El oro del impuro / Luis Fernando Ortega

a P. A.
    
Está la muchacha que recién he conocido, dice ser capaz de materizar su cuerpo en oro. Se trata, desde luego, de un sueño gozoso, y para demostrarlo ella se desnuda, se recuesta sobre la mesa y zas: queda encallada en una escultura de oro puro. Por la posición que adopta, me recuerda aquéllas de la Alameda que miré con los ojos de niño. Así, desde el deseo carnal hasta el súbito asombro, paso de lleno a la fascinación. De pronto, el sonido del celular irrumpe en la quietud del aire. Poco a poco, ella se despabila. ¿Decir algo que esté a la altura de su revelación? ¿Citar algún verso? Le ofrezco una taza de café. Qué inocente y anodina debe parecerle la vigilia.
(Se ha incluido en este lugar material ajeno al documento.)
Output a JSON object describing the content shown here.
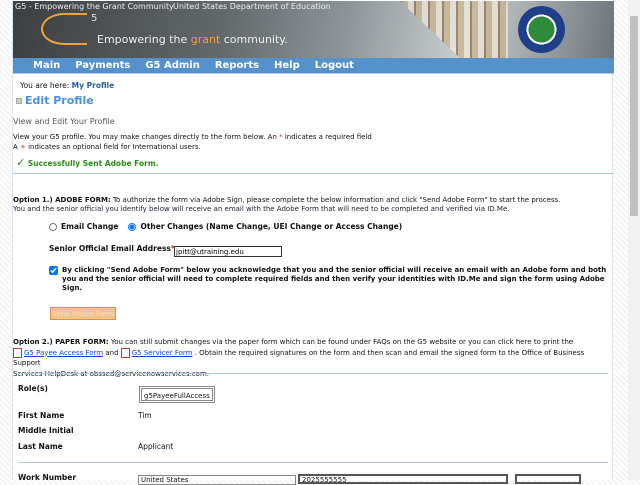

Segura en su desnudez, camina frente a los libros, toma uno y lo acomoda. Son vecinos. Esta niña que deambula por el departamento es alta y en sus largos muslos la luz me enceguece. Sé que voy a amarla en su notable sencillez. ¿Te habrán tomado fotografías? Ella mordisquea la uña de su dedo meñique. No. No pertenezco a la cirquería. En la comisura del labio se le forma un leve pliegue. Gira mostrando su espalda. Ahora me sueñas. Estoy en otro sitio tomando un té de cardamomo o tal vez me alejo caminando de tu casa. He vulgarizado una virtud. Necesito fumar un cigarro pero no soy capaz de abrir la cajetilla. Me he comportado como si fuera un mercader, un inexperto joyero. La luz del amanecer delata la transparencia de su cuerpo. Es más difícil convertir el oro en carne, para eso he tenido que dominar el flujo de la sangre, las asimétricas neuronas y la dureza precisa en los pezones.